We’re trying to get all the components for a complete kit, hopefully soon.

This is the link to the store.

MakerSlide Being Manufactured

Finally, the die has been fixed, a good sample produced, and a batch of MakerSlide is scheduled to be extruded today.  It still needs to be cut, anodised, re-cut, packaged and delivered, which could take anywhere between one and three weeks, so we’re still not sure when we’ll have it.

The toothed belt pulleys haven’t arrived yet either.  The UK distributor, who imports them from the US, told me last week that the factory in New York was still without power following Hurricane Sandy.  I’m not sure who will win the race of delaying the second batch of eShapeOko kits, the pulleys or the rail…

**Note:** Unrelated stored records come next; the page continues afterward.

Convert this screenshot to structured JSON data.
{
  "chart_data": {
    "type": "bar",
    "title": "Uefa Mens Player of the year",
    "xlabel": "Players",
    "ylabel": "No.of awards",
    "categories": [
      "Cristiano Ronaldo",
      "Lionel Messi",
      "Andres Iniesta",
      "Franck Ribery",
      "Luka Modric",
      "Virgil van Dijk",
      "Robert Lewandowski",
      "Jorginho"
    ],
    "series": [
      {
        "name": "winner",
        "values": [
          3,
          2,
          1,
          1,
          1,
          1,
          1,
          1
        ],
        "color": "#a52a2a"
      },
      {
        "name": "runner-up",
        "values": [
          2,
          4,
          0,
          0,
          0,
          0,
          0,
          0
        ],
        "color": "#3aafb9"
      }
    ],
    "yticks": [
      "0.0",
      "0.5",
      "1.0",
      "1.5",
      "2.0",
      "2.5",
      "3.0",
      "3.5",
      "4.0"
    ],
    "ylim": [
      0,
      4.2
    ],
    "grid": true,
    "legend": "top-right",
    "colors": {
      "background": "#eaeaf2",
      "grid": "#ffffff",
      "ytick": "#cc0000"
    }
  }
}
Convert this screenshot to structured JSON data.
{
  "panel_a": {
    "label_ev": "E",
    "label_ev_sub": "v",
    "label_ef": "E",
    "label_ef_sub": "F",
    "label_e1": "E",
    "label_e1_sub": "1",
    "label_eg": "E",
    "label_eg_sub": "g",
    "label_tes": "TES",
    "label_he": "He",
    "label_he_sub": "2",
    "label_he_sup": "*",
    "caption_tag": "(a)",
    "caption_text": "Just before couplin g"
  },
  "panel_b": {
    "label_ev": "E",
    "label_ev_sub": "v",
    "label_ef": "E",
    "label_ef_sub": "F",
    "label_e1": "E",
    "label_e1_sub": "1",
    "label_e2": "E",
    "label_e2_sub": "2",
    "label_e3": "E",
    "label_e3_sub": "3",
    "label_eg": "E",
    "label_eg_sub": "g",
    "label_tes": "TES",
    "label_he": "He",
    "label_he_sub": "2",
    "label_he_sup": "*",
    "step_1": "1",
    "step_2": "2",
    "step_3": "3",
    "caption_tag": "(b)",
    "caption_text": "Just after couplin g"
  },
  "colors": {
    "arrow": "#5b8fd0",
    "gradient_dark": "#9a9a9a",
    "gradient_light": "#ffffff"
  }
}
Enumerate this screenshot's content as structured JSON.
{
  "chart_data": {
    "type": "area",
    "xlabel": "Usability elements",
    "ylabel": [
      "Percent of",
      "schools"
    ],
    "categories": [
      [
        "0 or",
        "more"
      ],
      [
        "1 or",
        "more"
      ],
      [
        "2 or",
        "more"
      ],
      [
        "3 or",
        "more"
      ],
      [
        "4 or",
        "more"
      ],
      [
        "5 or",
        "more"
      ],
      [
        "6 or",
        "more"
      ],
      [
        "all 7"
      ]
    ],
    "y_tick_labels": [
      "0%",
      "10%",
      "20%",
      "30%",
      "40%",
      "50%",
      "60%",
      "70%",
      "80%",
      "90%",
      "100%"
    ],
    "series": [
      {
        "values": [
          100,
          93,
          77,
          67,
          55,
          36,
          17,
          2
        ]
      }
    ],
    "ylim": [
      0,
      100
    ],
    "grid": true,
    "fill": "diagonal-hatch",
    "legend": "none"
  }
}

MakerSlide Profile To Change

The extrusion sample looks much better this time, but the extruder reckons that the imbalance of pressure around that hole will break the mandrel again very soon.  They proposed a change in the profile of the rail to work around that.  You can read about it in Harry’s Ulule update.  I don’t mind the change, but I don’t understand why there was a problem in the first place.  Some standard extrusion profiles (for example, the 4060 and 4080 profiles in the MISUMI HFS5 series) have holes just like the MakerSlide, with three webs meeting at one square core with a rounded fourth corner without a web.  I would have imagined that this was a known problem with a known solution, not something that came as a surprise and required repairs and changes after the die was manufactured.

It is cold comfort to know that Bart Dring’s original MakerSlide, and later Inventables’, have been plagued by the same type of problem at one point or another.  It only reinforces my opinion that the problem is common enough that it should have been foreseen and taken into account when designing the die.

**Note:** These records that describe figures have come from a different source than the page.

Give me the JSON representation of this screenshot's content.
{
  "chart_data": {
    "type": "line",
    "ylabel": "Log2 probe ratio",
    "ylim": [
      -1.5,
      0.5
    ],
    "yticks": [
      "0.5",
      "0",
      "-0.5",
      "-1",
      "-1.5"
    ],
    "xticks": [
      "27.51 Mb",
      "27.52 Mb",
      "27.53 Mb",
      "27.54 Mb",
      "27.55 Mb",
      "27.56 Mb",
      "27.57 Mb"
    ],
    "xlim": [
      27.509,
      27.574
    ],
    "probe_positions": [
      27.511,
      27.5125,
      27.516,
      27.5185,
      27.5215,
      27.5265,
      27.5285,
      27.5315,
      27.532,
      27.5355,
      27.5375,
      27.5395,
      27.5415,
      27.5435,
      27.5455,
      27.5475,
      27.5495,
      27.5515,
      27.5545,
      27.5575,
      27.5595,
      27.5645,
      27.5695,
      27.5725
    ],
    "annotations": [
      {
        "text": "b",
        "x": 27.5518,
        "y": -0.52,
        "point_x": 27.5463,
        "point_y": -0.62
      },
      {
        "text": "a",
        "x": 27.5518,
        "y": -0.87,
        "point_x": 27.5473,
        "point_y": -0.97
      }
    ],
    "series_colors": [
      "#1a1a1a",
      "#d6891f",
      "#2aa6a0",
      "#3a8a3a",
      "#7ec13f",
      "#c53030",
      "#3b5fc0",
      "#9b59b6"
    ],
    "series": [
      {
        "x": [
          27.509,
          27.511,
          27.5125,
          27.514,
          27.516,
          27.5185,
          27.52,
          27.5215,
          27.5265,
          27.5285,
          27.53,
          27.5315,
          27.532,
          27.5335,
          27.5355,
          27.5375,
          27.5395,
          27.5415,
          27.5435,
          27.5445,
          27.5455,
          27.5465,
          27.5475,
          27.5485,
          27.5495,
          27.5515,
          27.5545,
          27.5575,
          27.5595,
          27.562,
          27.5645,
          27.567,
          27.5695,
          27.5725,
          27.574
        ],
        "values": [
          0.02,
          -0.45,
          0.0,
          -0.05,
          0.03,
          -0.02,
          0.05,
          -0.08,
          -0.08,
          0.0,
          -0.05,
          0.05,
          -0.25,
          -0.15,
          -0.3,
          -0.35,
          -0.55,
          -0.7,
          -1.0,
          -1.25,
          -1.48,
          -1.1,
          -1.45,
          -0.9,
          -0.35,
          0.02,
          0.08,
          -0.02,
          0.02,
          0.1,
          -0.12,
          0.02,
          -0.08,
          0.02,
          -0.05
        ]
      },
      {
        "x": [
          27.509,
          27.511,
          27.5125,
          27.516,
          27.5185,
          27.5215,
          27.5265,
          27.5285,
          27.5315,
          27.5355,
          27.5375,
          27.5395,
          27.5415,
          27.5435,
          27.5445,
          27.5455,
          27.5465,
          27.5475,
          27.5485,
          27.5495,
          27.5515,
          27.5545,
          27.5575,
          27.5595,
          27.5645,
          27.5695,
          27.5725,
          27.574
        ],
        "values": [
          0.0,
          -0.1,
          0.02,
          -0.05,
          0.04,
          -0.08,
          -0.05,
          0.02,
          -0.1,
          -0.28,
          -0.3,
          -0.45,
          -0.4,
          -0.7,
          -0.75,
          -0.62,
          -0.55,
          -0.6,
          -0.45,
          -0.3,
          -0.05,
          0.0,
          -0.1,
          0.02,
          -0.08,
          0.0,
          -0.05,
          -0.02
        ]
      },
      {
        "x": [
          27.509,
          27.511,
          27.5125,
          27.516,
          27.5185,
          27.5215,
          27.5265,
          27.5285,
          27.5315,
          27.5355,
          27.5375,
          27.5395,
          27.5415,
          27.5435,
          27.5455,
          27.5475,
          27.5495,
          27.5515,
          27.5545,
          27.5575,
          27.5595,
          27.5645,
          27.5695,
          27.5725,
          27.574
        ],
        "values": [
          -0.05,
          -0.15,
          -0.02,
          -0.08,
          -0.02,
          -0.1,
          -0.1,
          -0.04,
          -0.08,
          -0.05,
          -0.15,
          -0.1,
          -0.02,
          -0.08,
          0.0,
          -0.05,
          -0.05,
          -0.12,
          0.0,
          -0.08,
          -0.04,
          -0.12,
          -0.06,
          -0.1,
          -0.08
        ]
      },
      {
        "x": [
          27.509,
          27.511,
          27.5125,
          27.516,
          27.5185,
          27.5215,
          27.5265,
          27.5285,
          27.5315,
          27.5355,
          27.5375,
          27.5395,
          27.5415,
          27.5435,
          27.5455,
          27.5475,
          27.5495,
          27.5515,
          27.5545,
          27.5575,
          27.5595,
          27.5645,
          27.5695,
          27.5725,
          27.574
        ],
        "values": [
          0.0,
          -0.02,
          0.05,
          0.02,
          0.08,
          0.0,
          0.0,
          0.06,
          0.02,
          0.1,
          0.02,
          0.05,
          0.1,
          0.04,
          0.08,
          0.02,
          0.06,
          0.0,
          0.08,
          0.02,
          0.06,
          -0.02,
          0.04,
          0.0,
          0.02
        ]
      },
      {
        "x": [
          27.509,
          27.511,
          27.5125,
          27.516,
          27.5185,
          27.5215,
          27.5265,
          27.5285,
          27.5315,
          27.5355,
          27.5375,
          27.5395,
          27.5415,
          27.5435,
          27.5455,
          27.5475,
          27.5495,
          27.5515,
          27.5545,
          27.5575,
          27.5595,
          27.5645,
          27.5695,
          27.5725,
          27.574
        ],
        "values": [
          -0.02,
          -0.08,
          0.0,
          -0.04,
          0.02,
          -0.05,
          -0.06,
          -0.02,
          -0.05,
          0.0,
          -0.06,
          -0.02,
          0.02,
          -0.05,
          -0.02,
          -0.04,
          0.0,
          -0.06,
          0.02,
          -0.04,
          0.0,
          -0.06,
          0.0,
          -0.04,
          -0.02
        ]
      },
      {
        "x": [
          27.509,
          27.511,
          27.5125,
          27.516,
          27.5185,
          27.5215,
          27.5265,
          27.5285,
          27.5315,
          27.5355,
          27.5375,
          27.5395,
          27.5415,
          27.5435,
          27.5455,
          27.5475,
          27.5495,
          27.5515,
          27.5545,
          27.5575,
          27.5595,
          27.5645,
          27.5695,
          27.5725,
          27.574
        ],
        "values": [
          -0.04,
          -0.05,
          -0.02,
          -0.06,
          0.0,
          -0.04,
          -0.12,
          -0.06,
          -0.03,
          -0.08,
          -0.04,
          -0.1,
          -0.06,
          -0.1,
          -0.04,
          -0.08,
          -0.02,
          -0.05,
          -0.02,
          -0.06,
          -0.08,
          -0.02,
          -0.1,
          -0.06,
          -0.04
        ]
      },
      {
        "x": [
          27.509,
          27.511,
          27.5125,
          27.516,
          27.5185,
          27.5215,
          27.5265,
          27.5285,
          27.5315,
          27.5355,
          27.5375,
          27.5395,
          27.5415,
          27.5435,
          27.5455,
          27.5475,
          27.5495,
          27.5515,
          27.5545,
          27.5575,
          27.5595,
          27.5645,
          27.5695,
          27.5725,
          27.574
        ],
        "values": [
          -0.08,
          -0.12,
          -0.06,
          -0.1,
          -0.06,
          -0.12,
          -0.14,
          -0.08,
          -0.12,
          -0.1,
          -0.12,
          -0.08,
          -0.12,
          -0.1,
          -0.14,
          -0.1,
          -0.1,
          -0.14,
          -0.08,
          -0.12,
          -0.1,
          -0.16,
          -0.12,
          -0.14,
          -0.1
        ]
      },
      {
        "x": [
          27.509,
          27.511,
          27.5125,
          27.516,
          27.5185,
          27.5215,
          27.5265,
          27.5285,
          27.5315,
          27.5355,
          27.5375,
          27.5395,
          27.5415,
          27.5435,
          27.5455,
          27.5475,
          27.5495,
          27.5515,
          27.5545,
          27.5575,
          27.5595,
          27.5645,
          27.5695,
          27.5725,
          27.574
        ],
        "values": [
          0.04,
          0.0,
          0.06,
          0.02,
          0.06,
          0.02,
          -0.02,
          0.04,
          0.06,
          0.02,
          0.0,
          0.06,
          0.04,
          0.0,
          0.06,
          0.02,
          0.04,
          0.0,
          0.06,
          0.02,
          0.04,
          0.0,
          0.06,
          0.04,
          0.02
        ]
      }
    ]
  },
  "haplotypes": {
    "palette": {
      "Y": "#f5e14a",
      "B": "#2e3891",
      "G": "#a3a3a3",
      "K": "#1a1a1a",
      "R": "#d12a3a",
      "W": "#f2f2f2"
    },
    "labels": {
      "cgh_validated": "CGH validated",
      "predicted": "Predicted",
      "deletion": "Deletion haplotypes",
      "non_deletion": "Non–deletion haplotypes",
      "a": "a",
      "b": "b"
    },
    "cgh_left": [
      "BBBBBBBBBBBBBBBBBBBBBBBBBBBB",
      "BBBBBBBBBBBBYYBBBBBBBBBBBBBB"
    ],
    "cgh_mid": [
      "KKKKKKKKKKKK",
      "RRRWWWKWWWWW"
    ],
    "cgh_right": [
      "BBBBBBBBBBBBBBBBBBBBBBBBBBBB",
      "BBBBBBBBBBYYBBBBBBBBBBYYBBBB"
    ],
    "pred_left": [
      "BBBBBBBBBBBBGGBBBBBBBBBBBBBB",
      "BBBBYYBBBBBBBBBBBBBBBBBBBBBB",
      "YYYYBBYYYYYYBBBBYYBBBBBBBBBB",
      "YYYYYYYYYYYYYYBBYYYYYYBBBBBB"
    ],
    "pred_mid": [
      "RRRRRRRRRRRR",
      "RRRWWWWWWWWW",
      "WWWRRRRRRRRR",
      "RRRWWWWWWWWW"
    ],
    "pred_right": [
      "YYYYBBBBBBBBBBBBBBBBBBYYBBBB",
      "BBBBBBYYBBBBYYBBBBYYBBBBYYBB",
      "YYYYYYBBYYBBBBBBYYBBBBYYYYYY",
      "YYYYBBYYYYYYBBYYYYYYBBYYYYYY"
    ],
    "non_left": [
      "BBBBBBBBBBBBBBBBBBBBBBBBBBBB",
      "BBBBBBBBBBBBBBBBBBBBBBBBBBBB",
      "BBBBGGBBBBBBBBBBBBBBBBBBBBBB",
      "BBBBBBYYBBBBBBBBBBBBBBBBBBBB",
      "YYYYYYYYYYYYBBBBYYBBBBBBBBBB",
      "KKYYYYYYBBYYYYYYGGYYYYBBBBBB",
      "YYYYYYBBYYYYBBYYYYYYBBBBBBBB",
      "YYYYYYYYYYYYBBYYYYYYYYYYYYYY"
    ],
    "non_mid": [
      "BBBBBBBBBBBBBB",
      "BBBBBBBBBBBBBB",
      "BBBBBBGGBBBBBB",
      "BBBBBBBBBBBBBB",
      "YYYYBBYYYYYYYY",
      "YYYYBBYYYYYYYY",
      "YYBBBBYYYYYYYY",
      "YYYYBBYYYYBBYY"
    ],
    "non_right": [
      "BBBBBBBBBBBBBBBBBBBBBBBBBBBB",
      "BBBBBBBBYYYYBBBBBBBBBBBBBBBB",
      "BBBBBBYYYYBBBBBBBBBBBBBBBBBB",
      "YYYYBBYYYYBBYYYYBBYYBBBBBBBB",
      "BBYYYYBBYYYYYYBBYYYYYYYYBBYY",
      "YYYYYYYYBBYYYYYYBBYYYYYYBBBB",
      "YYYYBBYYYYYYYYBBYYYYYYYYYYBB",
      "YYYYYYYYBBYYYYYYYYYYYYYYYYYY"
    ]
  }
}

We don’t know yet how much this change will delay the availability of the rail.

Getting Closer To Reap Locally Grown MakerSlide

The extrusion die has been repaired, and the extruder ran a sample through it. However — and I can’t stop thinking of the opening credits of The Simpsons — they clocked out before someone had a chance to inspect the result, so we don’t know whether it was good or bad, yet.

If the sample was good, we should have a harvest of UK-grown MakerSlide in about two weeks, and the second batch of eShapeOko kits can ship soon after.  The other missing piece, the toothed belt pulleys, is due to arrive before that (but it has already been delayed once, so I’m taking that with a grain of salt).